There is one interesting thing about this example and that is even after using it once, the limit still has the same indeterminate form and therefore we can use it once more.

\[\lim_{x\rightarrow \infty}\] \[\frac{3x^{2} - 2x + 1}{5x^{2} + 17}\] = \[\lim_{x\rightarrow \infty}\] \[\frac{6x-2}{10x}\] = \[\lim_{x\rightarrow \infty}\] \[\frac{6}{10}\] = \[\frac{3}{5}\]

Basically, we can use the L’Hospital rule as many times as possible with the only condition that there has to be an indeterminate form at each and every stage.

FAQ (Frequently Asked Questions)

1. When can L’hospital method be not applicable?

L’Hospital rule must satisfy 4 major conditions or else it would be proved as not applicable. These 4 major conditions are:

f and g must be differentiable in an open interval.

The well-known condition for L’Hospital is that limit must be of the form 0/0 or ∞/∞

The third restriction, g’(x) 0 is very necessary for the general proof of L’hopital’s rule which is demonstrated beautifully by the counterexample provided by Austrian mathematician Otto Stolz.

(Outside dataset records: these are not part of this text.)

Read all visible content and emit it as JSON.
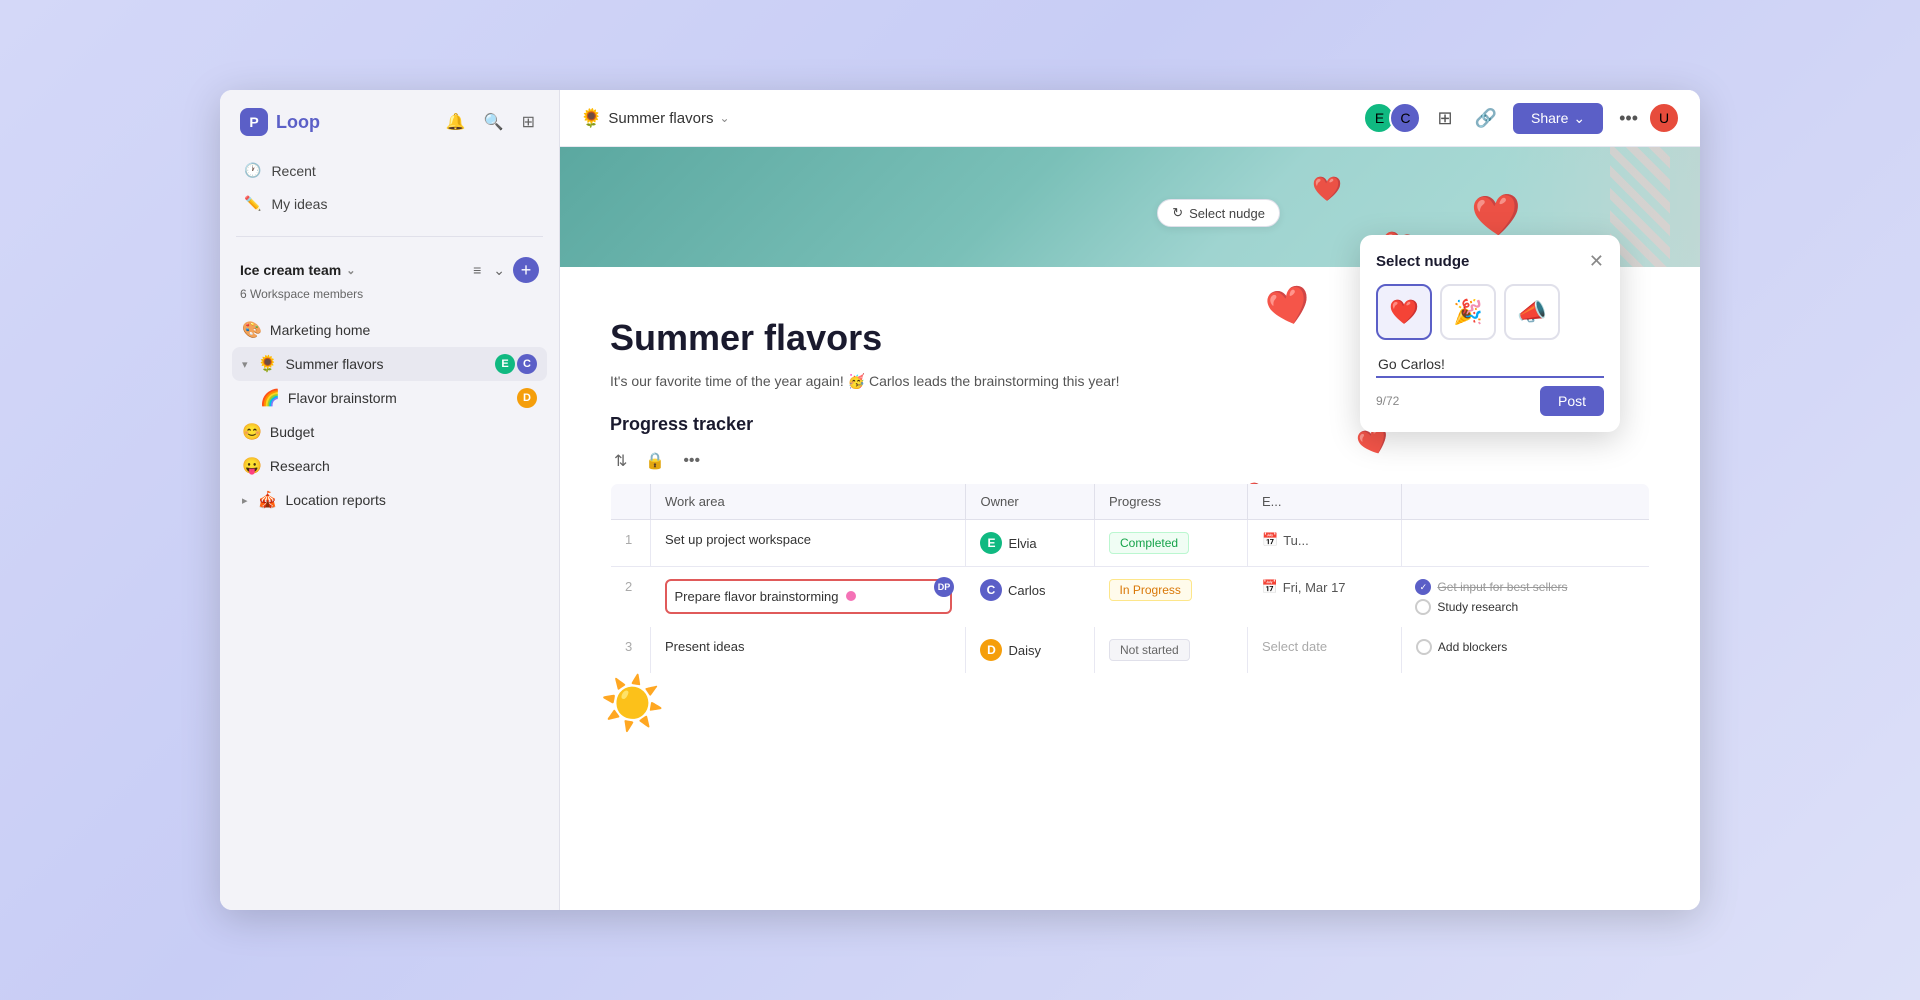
{
  "app": {
    "name": "Loop",
    "logo_char": "P"
  },
  "sidebar": {
    "nav_items": [
      {
        "id": "recent",
        "label": "Recent",
        "icon": "clock"
      },
      {
        "id": "my-ideas",
        "label": "My ideas",
        "icon": "edit"
      }
    ],
    "workspace": {
      "name": "Ice cream team",
      "members_count": "6 Workspace members"
    },
    "tree": [
      {
        "id": "marketing-home",
        "label": "Marketing home",
        "emoji": "🎨",
        "indent": 0
      },
      {
        "id": "summer-flavors",
        "label": "Summer flavors",
        "emoji": "🌻",
        "indent": 0,
        "active": true,
        "has_avatars": true
      },
      {
        "id": "flavor-brainstorm",
        "label": "Flavor brainstorm",
        "emoji": "🌈",
        "indent": 1
      },
      {
        "id": "budget",
        "label": "Budget",
        "emoji": "😊",
        "indent": 0
      },
      {
        "id": "research",
        "label": "Research",
        "emoji": "😛",
        "indent": 0
      },
      {
        "id": "location-reports",
        "label": "Location reports",
        "emoji": "🎪",
        "indent": 0
      }
    ]
  },
  "topbar": {
    "page_emoji": "🌻",
    "page_title": "Summer flavors",
    "share_label": "Share"
  },
  "page": {
    "icon": "☀️",
    "title": "Summer flavors",
    "description": "It's our favorite time of the year again! 🥳 Carlos leads the brainstorming this year!",
    "section_title": "Progress tracker"
  },
  "tracker": {
    "columns": [
      "Work area",
      "Owner",
      "Progress",
      "E..."
    ],
    "rows": [
      {
        "num": "1",
        "work_area": "Set up project workspace",
        "owner": "Elvia",
        "owner_color": "#10b981",
        "progress": "Completed",
        "progress_type": "completed",
        "date": "Tu...",
        "tasks": []
      },
      {
        "num": "2",
        "work_area": "Prepare flavor brainstorming",
        "owner": "Carlos",
        "owner_color": "#5b5fc7",
        "progress": "In Progress",
        "progress_type": "inprogress",
        "date": "Fri, Mar 17",
        "highlighted": true,
        "tasks": [
          {
            "label": "Get input for best sellers",
            "done": true
          },
          {
            "label": "Study research",
            "done": false
          }
        ]
      },
      {
        "num": "3",
        "work_area": "Present ideas",
        "owner": "Daisy",
        "owner_color": "#f59e0b",
        "progress": "Not started",
        "progress_type": "notstarted",
        "date": "Select date",
        "tasks": [
          {
            "label": "Add blockers",
            "done": false
          }
        ]
      }
    ]
  },
  "nudge": {
    "trigger_label": "Select nudge",
    "popup_title": "Select nudge",
    "emojis": [
      "❤️",
      "🎉",
      "📣"
    ],
    "selected_emoji_index": 0,
    "input_value": "Go Carlos!",
    "char_count": "9/72",
    "post_label": "Post"
  },
  "hearts": [
    "❤️",
    "❤️",
    "❤️",
    "❤️",
    "❤️",
    "❤️",
    "❤️",
    "❤️",
    "❤️",
    "❤️"
  ]
}
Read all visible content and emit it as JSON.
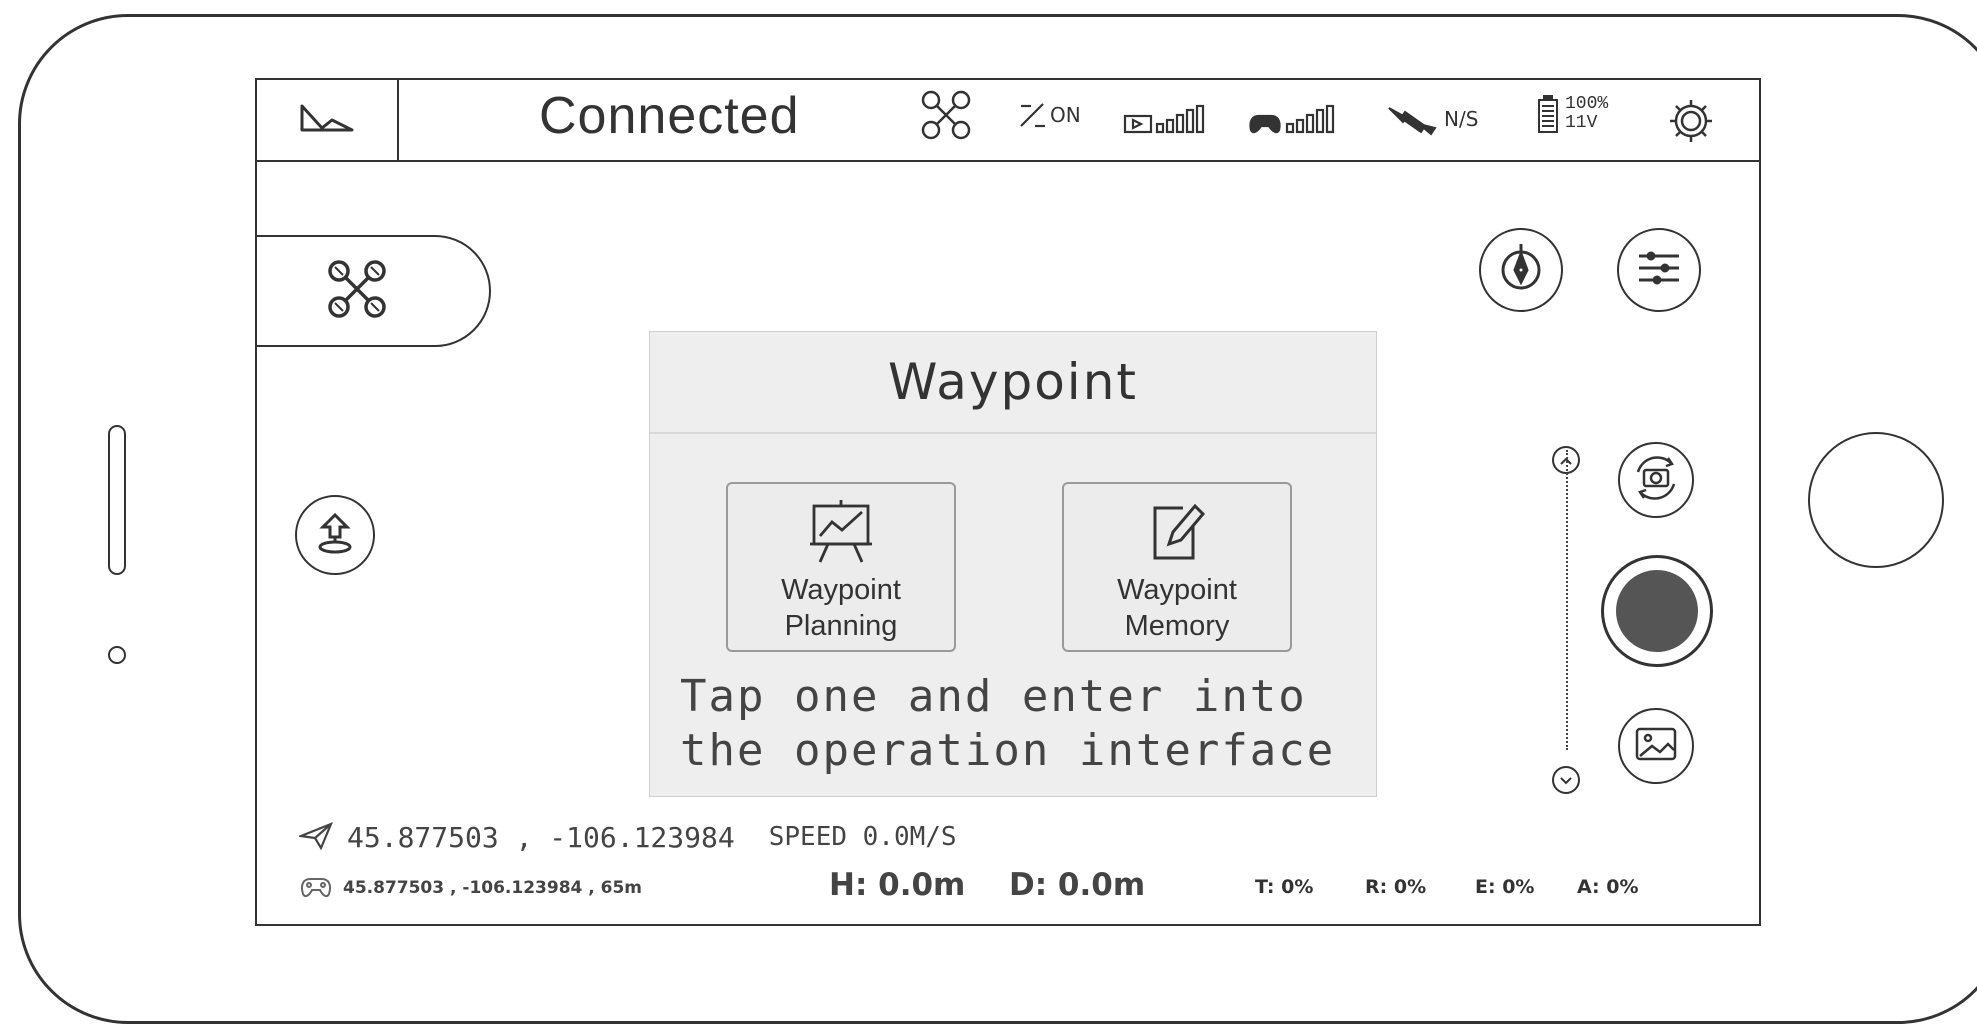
{
  "top_bar": {
    "status": "Connected",
    "gps_toggle_label": "ON",
    "gnss_label": "N/S",
    "battery_percent": "100%",
    "battery_voltage": "11V"
  },
  "dialog": {
    "title": "Waypoint",
    "options": [
      {
        "label": "Waypoint\nPlanning",
        "icon": "chart-easel-icon"
      },
      {
        "label": "Waypoint\nMemory",
        "icon": "edit-note-icon"
      }
    ],
    "hint": "Tap one and enter into\nthe operation  interface"
  },
  "telemetry": {
    "aircraft_coords": "45.877503 , -106.123984",
    "speed": "SPEED 0.0M/S",
    "controller_coords": "45.877503 , -106.123984 , 65m",
    "height": "H: 0.0m",
    "distance": "D: 0.0m",
    "throttle": "T: 0%",
    "rudder": "R: 0%",
    "elevator": "E: 0%",
    "aileron": "A: 0%"
  },
  "colors": {
    "outline": "#333333",
    "dialog_bg": "#eeeeee",
    "record_button": "#555555"
  }
}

At last, the condition that the limit x → af'(x)/g'(x)should exist as demonstrated by the counterexample lim x → (x+sinx)/x

2. Can we prove L’Hospital graphically?

let us consider x = c and imagine that both the functions f(x) and g(x) are expanding about c. then:

f (x) ≈ f (c) + f' (c) (x-c)

g (x) ≈ g (c) + g' (c) (x-c)

Now since f(c) = g(c) = 0 when we get too close to c, we have:

f(x) ≈ f' (c) (x-c)

g (x) ≈g' (c) (x-c)

If we graph it geometrically, there will be two straight lines with two different non-zero slopes and both the lines cross the x axis at x=c.

If we try to drive it algebraically, we are left to first order with the ratio of the derivatives. This illustrates the geometrical reality that to first order, the ratio of the two functions as you get close to c is just the ratio between the slopes of the two lines.